13 de junio del 2022

Moira había comprendido que, aunque pudiera regresar a Vereda de los Gamos, nada le quedaba por hacer en el remoto y helador 2068 más allá que enterrar a su abuelo en una zanja, malvivir con la venta de chatarra y quizás responder por la muerte de Verdú. Por el contrario, el soleado 2022 le ofrecía la posibilidad de iniciar una existencia con la que jamás se hubiera atrevido a soñar. Bajo tal consigna había perfilado su plan.

Así, cuando Judith se acercó a ella tras asistir a Delia, a Andrés y al extranjero —que resultó ser un eslovaco de vacaciones en el Madrid del 2053—, dejó que el silencio se estirase antes de afirmar con determinación:

—Mi único deseo es morir al aire libre.

—No será posible.

Moira esbozó una sonrisa sardónica.

—Lo que no es posible es que ese chalado desplace cuatro cadáveres allá donde tenga pensado sepultarnos… ¿o es que va a ayudarlo usted?

—En realidad… no tengo claro cómo pretende…

—Bruno lo ha visto marchar al amanecer con dos azadas al hombro y regresar cubierto de polvo —la interrumpió la joven—. Usted va a convencerlo de que la mejor opción es trasladarnos vivos hasta la fosa que excava para nosotros. Una vez allí me será fácil reducirlo y huir.

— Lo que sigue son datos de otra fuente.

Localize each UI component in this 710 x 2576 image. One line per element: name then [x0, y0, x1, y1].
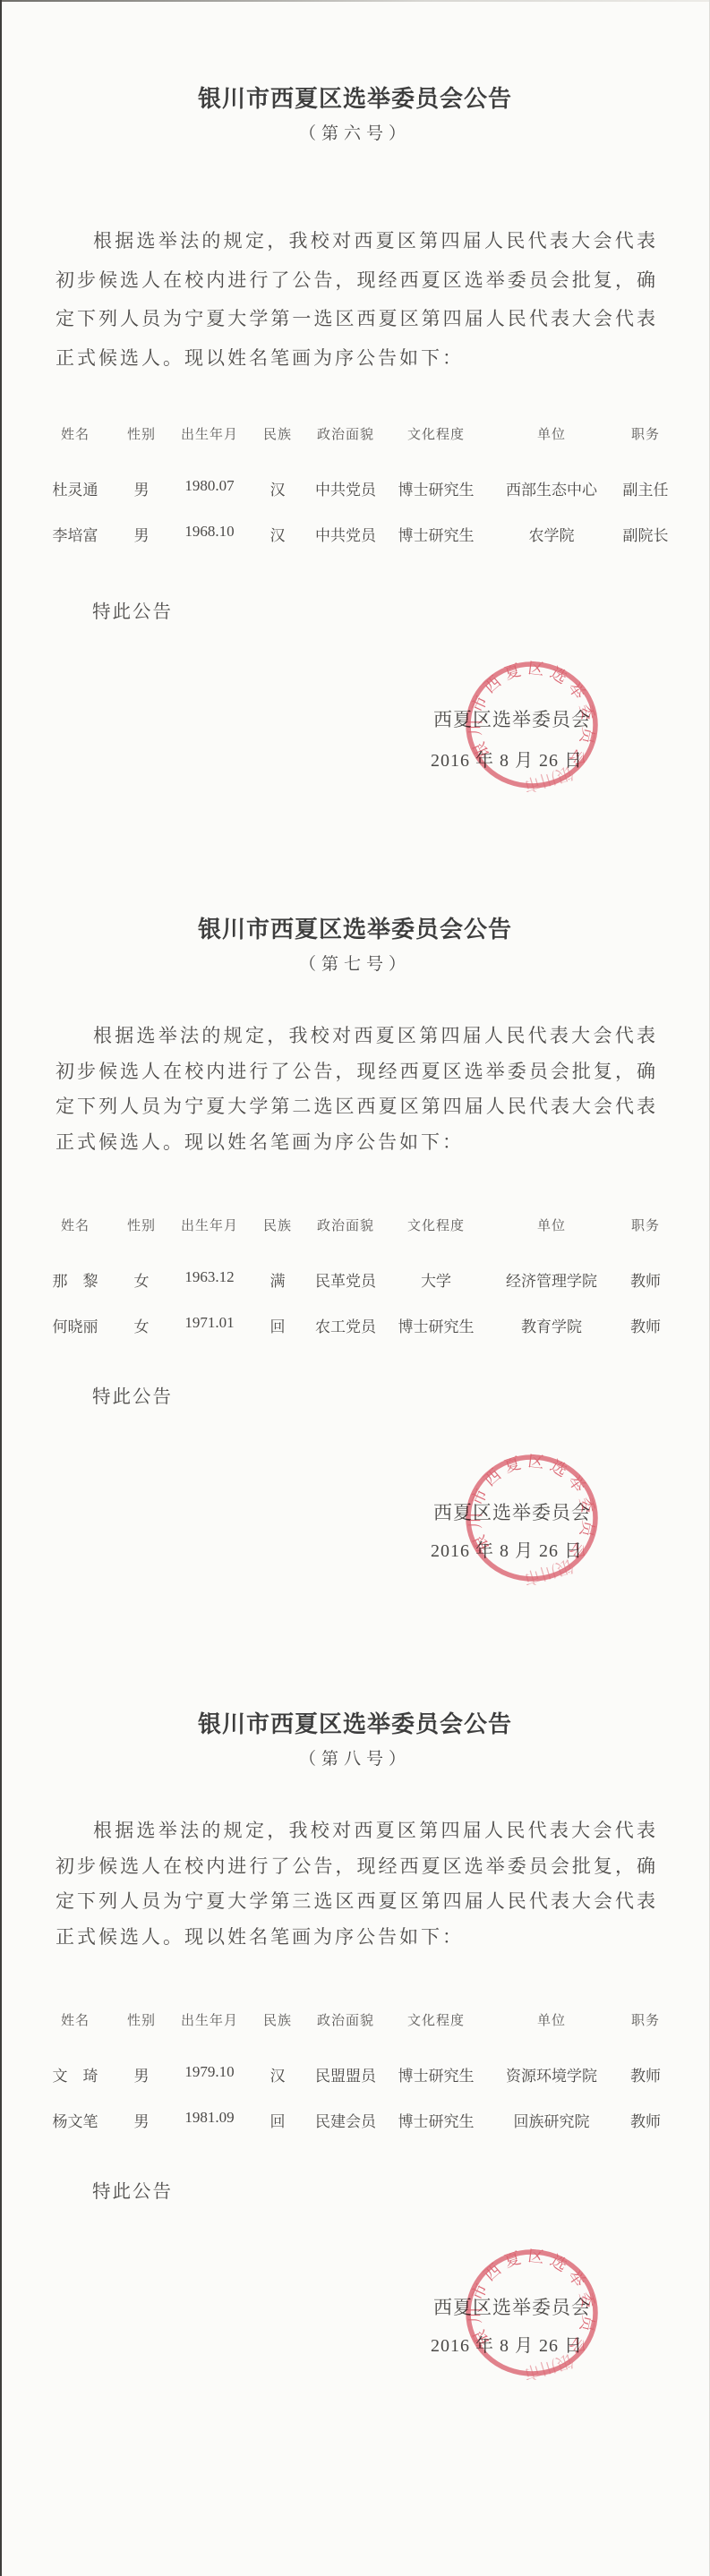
cell-education: 博士研究生 — [389, 2063, 483, 2086]
col-header-education: 文化程度 — [389, 1215, 483, 1234]
col-header-name: 姓名 — [34, 2010, 116, 2029]
col-header-position: 职务 — [620, 1215, 672, 1234]
table-header-row: 姓名 性别 出生年月 民族 政治面貌 文化程度 单位 职务 — [34, 424, 672, 443]
seal-arc-text: 银川市西夏区选举委员会 — [466, 659, 598, 773]
table-row: 杨文笔 男 1981.09 回 民建会员 博士研究生 回族研究院 教师 — [34, 2109, 672, 2131]
table-header-row: 姓名 性别 出生年月 民族 政治面貌 文化程度 单位 职务 — [34, 2010, 672, 2029]
col-header-party: 政治面貌 — [303, 2010, 389, 2029]
cell-birth: 1968.10 — [167, 523, 252, 545]
cell-unit: 经济管理学院 — [483, 1268, 620, 1291]
cell-birth: 1979.10 — [167, 2063, 252, 2086]
cell-name: 杨文笔 — [34, 2109, 116, 2131]
cell-education: 大学 — [389, 1268, 483, 1291]
cell-gender: 女 — [116, 1314, 167, 1336]
cell-name: 何晓丽 — [34, 1314, 116, 1336]
table-row: 那 黎 女 1963.12 满 民革党员 大学 经济管理学院 教师 — [34, 1268, 672, 1291]
col-header-education: 文化程度 — [389, 424, 483, 443]
cell-ethnicity: 回 — [252, 2109, 303, 2131]
col-header-unit: 单位 — [483, 424, 620, 443]
official-seal: 银川市西夏区选举委员会 银川市 — [462, 658, 602, 792]
notice-number: （第八号） — [0, 1745, 710, 1770]
cell-name: 李培富 — [34, 523, 116, 545]
closing-text: 特此公告 — [92, 2176, 173, 2203]
col-header-education: 文化程度 — [389, 2010, 483, 2029]
cell-party: 民建会员 — [303, 2109, 389, 2131]
cell-position: 教师 — [620, 1268, 672, 1291]
col-header-ethnicity: 民族 — [252, 2010, 303, 2029]
cell-position: 教师 — [620, 2063, 672, 2086]
cell-unit: 资源环境学院 — [483, 2063, 620, 2086]
col-header-birth: 出生年月 — [167, 2010, 252, 2029]
seal-arc-text: 银川市西夏区选举委员会 — [466, 1452, 598, 1566]
col-header-birth: 出生年月 — [167, 1215, 252, 1234]
cell-education: 博士研究生 — [389, 1314, 483, 1336]
cell-party: 民盟盟员 — [303, 2063, 389, 2086]
cell-gender: 女 — [116, 1268, 167, 1291]
notice-number: （第六号） — [0, 120, 710, 144]
cell-gender: 男 — [116, 477, 167, 499]
notice-no6: 银川市西夏区选举委员会公告 （第六号） 根据选举法的规定，我校对西夏区第四届人民… — [0, 81, 710, 895]
cell-name: 文 琦 — [34, 2063, 116, 2086]
notice-body: 根据选举法的规定，我校对西夏区第四届人民代表大会代表初步候选人在校内进行了公告，… — [56, 1019, 658, 1160]
table-row: 杜灵通 男 1980.07 汉 中共党员 博士研究生 西部生态中心 副主任 — [34, 477, 672, 499]
col-header-gender: 性别 — [116, 1215, 167, 1234]
col-header-party: 政治面貌 — [303, 1215, 389, 1234]
seal-arc-text: 银川市西夏区选举委员会 — [466, 2247, 598, 2361]
col-header-gender: 性别 — [116, 424, 167, 443]
cell-party: 中共党员 — [303, 477, 389, 499]
table-row: 何晓丽 女 1971.01 回 农工党员 博士研究生 教育学院 教师 — [34, 1314, 672, 1336]
cell-unit: 教育学院 — [483, 1314, 620, 1336]
cell-party: 农工党员 — [303, 1314, 389, 1336]
cell-name: 杜灵通 — [34, 477, 116, 499]
cell-position: 教师 — [620, 1314, 672, 1336]
cell-unit: 农学院 — [483, 523, 620, 545]
scanned-document-page: 银川市西夏区选举委员会公告 （第六号） 根据选举法的规定，我校对西夏区第四届人民… — [0, 0, 710, 2576]
cell-party: 中共党员 — [303, 523, 389, 545]
cell-name: 那 黎 — [34, 1268, 116, 1291]
cell-birth: 1980.07 — [167, 477, 252, 499]
cell-position: 副主任 — [620, 477, 672, 499]
candidate-table: 姓名 性别 出生年月 民族 政治面貌 文化程度 单位 职务 杜灵通 男 1980… — [34, 424, 672, 568]
cell-unit: 西部生态中心 — [483, 477, 620, 499]
cell-education: 博士研究生 — [389, 523, 483, 545]
col-header-birth: 出生年月 — [167, 424, 252, 443]
col-header-ethnicity: 民族 — [252, 424, 303, 443]
notice-title: 银川市西夏区选举委员会公告 — [0, 81, 710, 114]
cell-birth: 1963.12 — [167, 1268, 252, 1291]
notice-title: 银川市西夏区选举委员会公告 — [0, 911, 710, 944]
closing-text: 特此公告 — [92, 1381, 173, 1408]
cell-position: 副院长 — [620, 523, 672, 545]
col-header-ethnicity: 民族 — [252, 1215, 303, 1234]
col-header-gender: 性别 — [116, 2010, 167, 2029]
cell-position: 教师 — [620, 2109, 672, 2131]
table-row: 文 琦 男 1979.10 汉 民盟盟员 博士研究生 资源环境学院 教师 — [34, 2063, 672, 2086]
seal-ghost-text: 银川市 — [521, 2350, 576, 2380]
cell-ethnicity: 汉 — [252, 2063, 303, 2086]
official-seal: 银川市西夏区选举委员会 银川市 — [462, 2246, 602, 2380]
col-header-position: 职务 — [620, 2010, 672, 2029]
scan-edge-top — [0, 0, 710, 2]
candidate-table: 姓名 性别 出生年月 民族 政治面貌 文化程度 单位 职务 那 黎 女 1963… — [34, 1215, 672, 1360]
table-header-row: 姓名 性别 出生年月 民族 政治面貌 文化程度 单位 职务 — [34, 1215, 672, 1234]
notice-body: 根据选举法的规定，我校对西夏区第四届人民代表大会代表初步候选人在校内进行了公告，… — [56, 222, 658, 378]
notice-no7: 银川市西夏区选举委员会公告 （第七号） 根据选举法的规定，我校对西夏区第四届人民… — [0, 911, 710, 1726]
cell-ethnicity: 满 — [252, 1268, 303, 1291]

Moira detectó la duda en el mutismo de Judith.

—Bruno dice que, en cuanto usted supo de las actividades de su padre y de nuestra existencia, se lo contó —prosiguió—. Reconozca que lo hizo para implicarlo: buscaba un aliado para nuestra salvación.

Judith dobló la nuca y dejó la vista clavada en el techo.

—¡Ah! Pobre Bruno… ¿sabes que se ha enamorado de ti?

Claro que lo sabía. Del mismo modo que la desdicha, la inteligencia, la sensibilidad y la ahora recóndita apostura del joven habían doblegado su propio ánimo.

—Hágalo entonces por él.

Judith dejó ir un suspiro agotado.

Moira no insistió. Se limitó a paladear la libertad en la mirada encharcada de la psicóloga.

14 de junio del 2022

A través de la luna trasera observaba las sacudidas del coche que los seguía. Cada vez que pisaba un bache quedaba en equilibrio sobre tres ruedas y seguía avanzando sin perder la estela de la furgoneta a la que los había subido Álvaro diez minutos antes.

Cuando se detuvieron, el hombre bajó y abrió precipitadamente el portón.

—Fuera, rápido —les espetó.

Acababa de rayar el día y un mínimo rastro de bruma enmarañaba los olivos. El tempranero canto de las chicharras anunciaba una nueva jornada calurosa. Quedaron varados en tan bucólico entorno a la espera de que del otro coche descendieran Judith y Bruno.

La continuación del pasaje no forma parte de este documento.